Gordon Ramsay's 15‑minute chicken curry simplifies dinner
Curry is not just a dish but a journey through a wealth of flavors and aromas. From classic chicken curry to vegetarian variations with paneer cheese, curry surprises with its diversity and depth of flavor. How can you prepare aromatic chicken curry in just fifteen minutes? Gordon Ramsay has revealed his method.
Cooking meals during the week can be a hassle, especially after a full day at work. However, with the right recipe, you can create a quick and delicious curry in just 10-15 minutes. Gordon Ramsay has developed a recipe for aromatic chicken and butternut squash curry using just one pot.
This is how we do a midweek curry in a hurry at home, especially when the kids are here, there and everywhere, assures Gordon Ramsay.
Indian cuisine is famous for its richness of spices, which give dishes a unique taste and aroma. Among the most commonly used spices are turmeric, cumin, cardamom, ginger, and chili. These spices give the dish its characteristic intense flavor. Curry is one of the most recognizable dishes of Indian cuisine and can be prepared in various ways, both meat and vegetarian. Gordon Ramsay offers a quick version of this Indian classic.
Gordon Ramsay's quick curry - recipe
Ingredients:
- 1 butternut squash
- 1 onion
- Approximately 1 inch of fresh ginger
- 1 chicken breast
- 2 tablespoons of oil
- Salt and pepper to taste
- 2 teaspoons of garam masala
- 1 chili pepper
- 7 ounces of frozen peas
- 1 can of tomatoes
- ⅓ cup coconut milk
- 2-3 handfuls of fresh spinach
Directions:
- Grate the butternut squash, onion, and ginger. Cut the chicken into small pieces.
- Heat a pan over medium heat and add some vegetable oil.
- Add the grated squash, season with salt and pepper.
- Mix in the garam masala and chopped onion, and cook for 1-2 minutes.
- Slice the chili pepper and add it to the pan. Remove the seeds from the chili for a milder curry.
- Add the grated ginger and cook for another 1-2 minutes.
- Make a space in the middle of the pan and add the chicken pieces. Cook for 1-2 minutes, season with salt and pepper.
- Add the frozen peas and cook for an additional minute.
- Pour canned tomatoes and coconut milk into the mix.

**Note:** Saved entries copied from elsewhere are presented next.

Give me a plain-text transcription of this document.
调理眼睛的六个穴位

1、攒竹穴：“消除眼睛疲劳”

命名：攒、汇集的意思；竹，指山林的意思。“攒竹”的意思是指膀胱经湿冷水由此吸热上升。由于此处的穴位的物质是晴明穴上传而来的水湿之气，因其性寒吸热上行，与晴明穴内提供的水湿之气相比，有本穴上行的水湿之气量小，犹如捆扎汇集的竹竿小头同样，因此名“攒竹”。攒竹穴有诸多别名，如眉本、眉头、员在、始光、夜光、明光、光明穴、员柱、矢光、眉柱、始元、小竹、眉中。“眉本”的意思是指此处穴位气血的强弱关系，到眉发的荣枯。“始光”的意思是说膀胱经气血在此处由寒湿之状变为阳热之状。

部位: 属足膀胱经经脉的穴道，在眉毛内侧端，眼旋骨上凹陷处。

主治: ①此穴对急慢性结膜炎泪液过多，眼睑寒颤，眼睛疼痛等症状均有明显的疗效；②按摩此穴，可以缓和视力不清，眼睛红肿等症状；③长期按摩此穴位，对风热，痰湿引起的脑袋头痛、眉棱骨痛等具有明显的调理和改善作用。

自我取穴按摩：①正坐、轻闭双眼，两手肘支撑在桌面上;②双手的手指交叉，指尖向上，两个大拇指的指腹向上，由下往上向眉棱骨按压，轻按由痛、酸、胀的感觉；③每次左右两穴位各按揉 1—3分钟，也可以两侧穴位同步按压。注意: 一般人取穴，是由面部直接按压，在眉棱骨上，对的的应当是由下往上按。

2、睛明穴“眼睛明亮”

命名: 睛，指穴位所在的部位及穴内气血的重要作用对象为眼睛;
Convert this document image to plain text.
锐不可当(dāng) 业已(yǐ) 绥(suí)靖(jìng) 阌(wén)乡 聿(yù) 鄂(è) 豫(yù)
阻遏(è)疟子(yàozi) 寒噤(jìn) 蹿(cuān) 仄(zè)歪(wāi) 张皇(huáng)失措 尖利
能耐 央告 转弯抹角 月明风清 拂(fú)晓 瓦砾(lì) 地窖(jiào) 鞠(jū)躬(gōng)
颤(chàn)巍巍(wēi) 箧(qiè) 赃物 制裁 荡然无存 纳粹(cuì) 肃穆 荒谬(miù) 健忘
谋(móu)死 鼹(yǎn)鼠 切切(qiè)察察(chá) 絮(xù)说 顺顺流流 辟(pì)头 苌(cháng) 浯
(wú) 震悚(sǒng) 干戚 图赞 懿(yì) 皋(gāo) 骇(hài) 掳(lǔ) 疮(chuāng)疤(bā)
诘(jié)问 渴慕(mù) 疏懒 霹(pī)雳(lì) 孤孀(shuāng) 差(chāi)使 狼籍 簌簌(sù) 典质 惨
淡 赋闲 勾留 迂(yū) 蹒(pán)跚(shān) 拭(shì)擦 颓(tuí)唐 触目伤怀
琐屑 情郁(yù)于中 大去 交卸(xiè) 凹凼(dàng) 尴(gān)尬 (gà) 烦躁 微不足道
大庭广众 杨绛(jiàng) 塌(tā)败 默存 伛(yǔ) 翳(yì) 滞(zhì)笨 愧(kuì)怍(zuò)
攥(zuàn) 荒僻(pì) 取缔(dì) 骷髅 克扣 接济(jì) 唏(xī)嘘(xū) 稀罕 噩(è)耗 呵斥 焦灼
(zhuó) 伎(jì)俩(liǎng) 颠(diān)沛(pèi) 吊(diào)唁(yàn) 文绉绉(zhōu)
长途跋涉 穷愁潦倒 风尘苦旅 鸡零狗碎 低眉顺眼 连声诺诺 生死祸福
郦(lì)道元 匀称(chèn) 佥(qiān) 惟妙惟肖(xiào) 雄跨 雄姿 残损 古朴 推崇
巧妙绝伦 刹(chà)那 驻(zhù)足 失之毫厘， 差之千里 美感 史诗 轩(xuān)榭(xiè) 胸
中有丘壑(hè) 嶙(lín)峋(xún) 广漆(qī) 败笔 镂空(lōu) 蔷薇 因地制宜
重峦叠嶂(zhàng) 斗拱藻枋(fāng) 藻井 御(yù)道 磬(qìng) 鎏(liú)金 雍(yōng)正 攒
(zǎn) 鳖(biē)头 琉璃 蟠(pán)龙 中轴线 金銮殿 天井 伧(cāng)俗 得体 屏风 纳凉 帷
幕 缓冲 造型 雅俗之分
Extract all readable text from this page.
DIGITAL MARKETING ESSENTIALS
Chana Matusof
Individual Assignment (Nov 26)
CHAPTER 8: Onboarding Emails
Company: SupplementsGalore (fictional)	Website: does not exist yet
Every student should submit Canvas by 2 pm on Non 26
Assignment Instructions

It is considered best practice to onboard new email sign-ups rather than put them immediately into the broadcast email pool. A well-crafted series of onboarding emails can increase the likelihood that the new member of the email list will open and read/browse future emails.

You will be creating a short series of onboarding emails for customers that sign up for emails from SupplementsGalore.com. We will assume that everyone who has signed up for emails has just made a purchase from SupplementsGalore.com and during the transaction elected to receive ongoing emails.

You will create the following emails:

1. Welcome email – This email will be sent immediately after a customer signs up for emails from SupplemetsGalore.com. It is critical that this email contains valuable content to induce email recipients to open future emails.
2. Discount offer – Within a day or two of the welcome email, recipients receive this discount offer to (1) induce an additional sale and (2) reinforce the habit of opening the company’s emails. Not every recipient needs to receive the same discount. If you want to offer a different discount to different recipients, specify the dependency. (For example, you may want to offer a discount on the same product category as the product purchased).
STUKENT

Stir everything and increase the heat to bring the curry to a boil.
- Once the curry begins to boil, reduce the heat and simmer for 4-5 minutes until the chicken is fully cooked.
- Add the spinach, and your delicious chicken curry is ready to serve once it has wilted completely.
Thanks to this Gordon Ramsay recipe, preparing a tasty midweek meal becomes simpler and quicker.